“I’m afraid you’ll find it rather solitary, my boy,” said Stan’s father; “but it will be a fine lesson in business, and you’ll learn a great deal.”

“Very well, father,” said the lad again coldly.

“Hullo, young man!” cried his uncle. “What’s the meaning of this? You ought to be jumping for joy at the thought of going to a new place, and you look as if you don’t want to go,” said Uncle Jeff.

“I don’t, uncle,” said the lad.

“And pray why?” said his father.

“Because you are going to send me away, father, as you don’t think it is safe for me here; and I don’t want to leave you both in trouble.”

There was a dead silence, and the brothers exchanged glances, the eyes of both looking dark, before the senior spoke, holding out his hand to grasp that of his son.
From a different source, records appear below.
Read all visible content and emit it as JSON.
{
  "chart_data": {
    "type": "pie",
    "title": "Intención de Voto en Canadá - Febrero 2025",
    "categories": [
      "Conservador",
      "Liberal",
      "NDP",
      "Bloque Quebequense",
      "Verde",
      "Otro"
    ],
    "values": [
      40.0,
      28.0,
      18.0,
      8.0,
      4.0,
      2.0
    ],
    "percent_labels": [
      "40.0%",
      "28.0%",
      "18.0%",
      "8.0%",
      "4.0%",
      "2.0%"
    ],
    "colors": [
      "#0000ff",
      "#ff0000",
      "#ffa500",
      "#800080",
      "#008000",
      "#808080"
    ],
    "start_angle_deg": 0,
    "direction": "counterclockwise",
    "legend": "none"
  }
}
“On my word of honour, no, Stan,” he said in a voice slightly affected by the emotion he felt. “Indeed, it is because we are—your uncle and I—in a difficulty about responding to our Mour manager’s demand. Your uncle was to go, but after last night’s attack it would be impossible for him to leave me here alone.”

Stan gazed sharply from his father to his uncle and back again, with doubt shining out of his eyes; then he said in an eager, excited way:

“Then it isn’t because I seemed cowardly last night, father?”